Now, a possible explanation is emerging and it has to do with evolution. Hallucinogens, such as LSD, seem to disrupt filtering mechanisms that the brain implements, which can produce random signals to be amplified. The science is fascinating and tells us a great deal about the human brain.
Interested to know more? Click through the gallery.
Heinrich Klüver, a young perceptual psychologist at Harvard University, tested psychedelics on himself for a study on visual hallucinations.
Klüver consumed a peyote button, which comes from a dried cactus, and proceeded to document changes to his visual field.
He saw patterns that reminded him of Joan Miró paintings and even ancient cave art. He classified the patterns into four categories: tunnels, spirals, lattices, and cobwebs.
Half a century later, a researcher at the University of Chicago, Jack Cowan, sought to reproduce those patterns mathematically, as he believed it would provide insight into the brain’s circuitry.
In 1979, Cowan reported that “the electrical activity of neurons in the first layer of the visual cortex could be directly translated into the geometric shapes people typically see when under the influence of psychedelics.”
What does this mean? Well, according to Cowan, when we hallucinate, what we see is a reflection of the brain’s neural network.
Cowan’s theory is linked to what’s called “Turing patterns.” In the 1950s, mathematician Alan Turing (pictured) hypothesized that repeating patterns seen in biology are tied to a mathematical mechanism.
Recent research by physicist Nigel Goldenfeld takes Turing’s patterns to the next level, arguing that the mechanism is behind the geometric forms that people see when they hallucinate.
Essentially, the patterns that we see are enthusiastic neurons in the visual cortex. Light reflects off of objects that we see. When the image enters our eyes, the retina focuses in.
The retina (pictured) is lined with what are called photoreceptor cells that essentially take the light that they absorb and convert it into electrochemical signals.
These signals make their way to the brain, which stimulates neurons in the visual cortex. This means that what we see when we hallucinate are patterns of light reflecting off of the objects that are in our view, mixed with a “random firing of neurons in the cortex.”
In the brain, the number of neurons that are activated randomly waver. When an inhibitory neuron turns on, it actually causes neurons that are close by to turn off.
According to the science, connections between inhibitory neurons are long-range, even those that are sparse. So if they’re firing off faster than random signals, that’s when the Turing patterns emerge.
Hallucinogens, such as LSD and psychedelic mushrooms, seem to disrupt the brain’s normal filtering mechanisms, which can amplify long-range inhibitory connections. This allows all the random signals to be boosted, as well, which furthers the Turing effect.
Evolution has developed a specific network structure that prevents hallucinations from happening at any time.
This development is important for humans because it helps us distinguish between something like a snake, which could be of danger to us, and just a general spiral shape.
If the cortex had developed to have more long-range connections, it would be quite difficult for us to make the distinction between shapes and objects.

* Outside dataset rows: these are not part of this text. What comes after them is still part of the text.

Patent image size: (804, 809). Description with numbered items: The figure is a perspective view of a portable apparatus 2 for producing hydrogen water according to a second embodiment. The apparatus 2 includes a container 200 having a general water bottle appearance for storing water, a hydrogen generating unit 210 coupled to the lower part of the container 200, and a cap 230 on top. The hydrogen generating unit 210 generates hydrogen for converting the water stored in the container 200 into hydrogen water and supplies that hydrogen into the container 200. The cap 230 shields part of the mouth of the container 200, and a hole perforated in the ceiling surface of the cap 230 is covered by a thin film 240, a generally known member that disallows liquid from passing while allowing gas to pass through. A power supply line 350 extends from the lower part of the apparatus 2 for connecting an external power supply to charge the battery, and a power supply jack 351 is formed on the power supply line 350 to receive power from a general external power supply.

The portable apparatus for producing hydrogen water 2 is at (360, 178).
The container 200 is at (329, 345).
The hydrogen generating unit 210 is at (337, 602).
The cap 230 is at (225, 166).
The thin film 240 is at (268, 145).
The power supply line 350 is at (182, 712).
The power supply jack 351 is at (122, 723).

Our tendency would be to form patterns in our brain, instead of processing all the visual material that we absorb.
An experiment conducted on models demonstrates that spontaneous patterns won’t form unless they are forced to. And that’s exactly what happens when under the influence of hallucinogens.

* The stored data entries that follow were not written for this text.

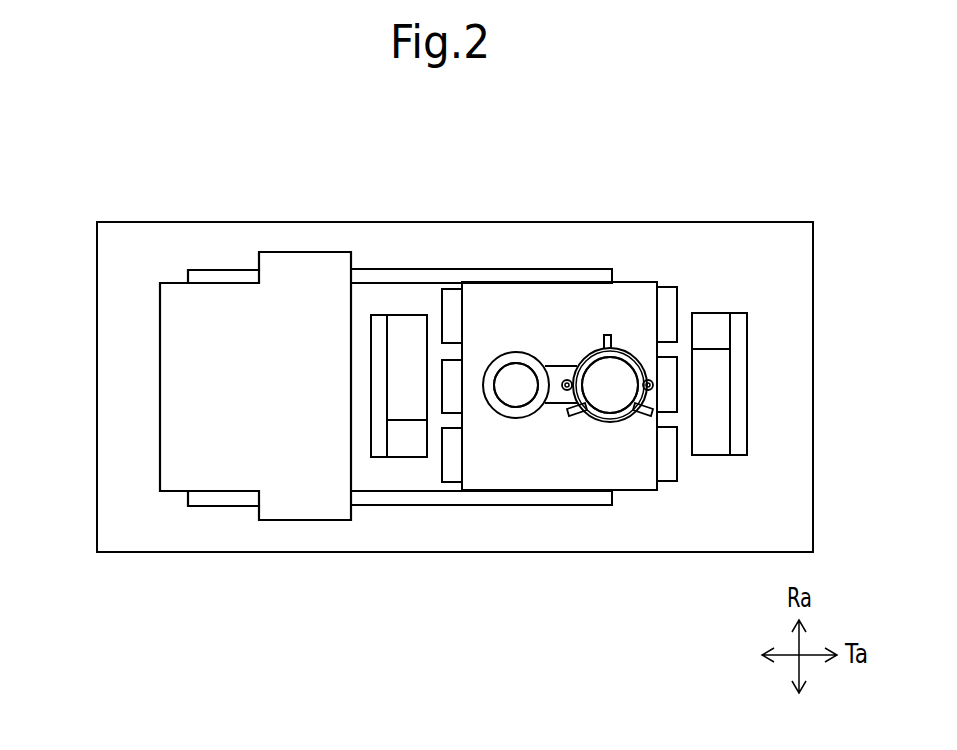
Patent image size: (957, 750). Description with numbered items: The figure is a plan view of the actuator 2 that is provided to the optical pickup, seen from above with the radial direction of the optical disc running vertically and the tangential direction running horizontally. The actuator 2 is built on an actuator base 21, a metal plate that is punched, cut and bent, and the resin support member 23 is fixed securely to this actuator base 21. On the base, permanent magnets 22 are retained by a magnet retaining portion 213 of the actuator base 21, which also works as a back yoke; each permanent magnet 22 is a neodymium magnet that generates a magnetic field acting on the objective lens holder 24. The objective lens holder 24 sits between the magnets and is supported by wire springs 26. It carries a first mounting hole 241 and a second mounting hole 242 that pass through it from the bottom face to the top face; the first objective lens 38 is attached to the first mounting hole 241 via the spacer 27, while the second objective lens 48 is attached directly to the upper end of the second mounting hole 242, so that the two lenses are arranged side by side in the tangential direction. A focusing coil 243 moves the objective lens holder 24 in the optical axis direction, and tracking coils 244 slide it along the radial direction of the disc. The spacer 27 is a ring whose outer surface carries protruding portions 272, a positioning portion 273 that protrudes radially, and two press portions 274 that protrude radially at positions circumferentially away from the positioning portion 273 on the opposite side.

The actuator 2 is at (104, 196).
The actuator base 21 is at (122, 343).
The permanent magnet 22 is at (402, 343).
The magnet retaining portion 213 is at (381, 423).
The support member 23 is at (232, 420).
The objective lens holder 24 is at (565, 305).
The first mounting hole 241 is at (610, 388).
The second mounting hole 242 is at (520, 408).
The focusing coil 243 is at (446, 318).
The tracking coil 244 is at (457, 378).
The wire springs 26 is at (487, 273).
The spacer 27 is at (617, 350).
The protruding portions 272 is at (571, 380).
The positioning portion 273 is at (606, 336).
The press portions 274 is at (571, 412).
The first objective lens 38 is at (612, 392).
The second objective lens 48 is at (516, 372).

Philosopher Jean-Paul Sartre experimented with hallucinogens himself and found that his visual perception could be distorted for weeks on end.
Sartre reported seeing distorted clocks that appeared as owls. He also saw crabs that were apparently following him constantly during these hallucinations.
These visions are more complex than Klüver’s categories. This is because a higher cognitive function may be activated, which can include memories.
What does this do? As hallucinations become more complex, the brain desperately tries to make sense of what it’s seeing.
Researchers argue that what emerges are spontaneous memories that begin to arise as the “higher brain” becomes more engaged.
Klüver reported that some of his research subjects also reported what’s called “tactile hallucinations.”
Tactile hallucinations are hallucinatory experiences such as the perceived sensation of cobwebs dragging across the research subject’s skin, for example.
Other researchers believe that because of the cobweb pattern that can emerge visually as part of the hallucination, the somatosensory cortex (highlighted in purple) also produces the sensory experience.
That kind of hallucinatory experience can also be furthered into auditory hallucinations, which explains things like tinnitus.
Why is this revelatory in the scientific context? The theory of hallucination applied to visual experiences can be applied to other senses, too.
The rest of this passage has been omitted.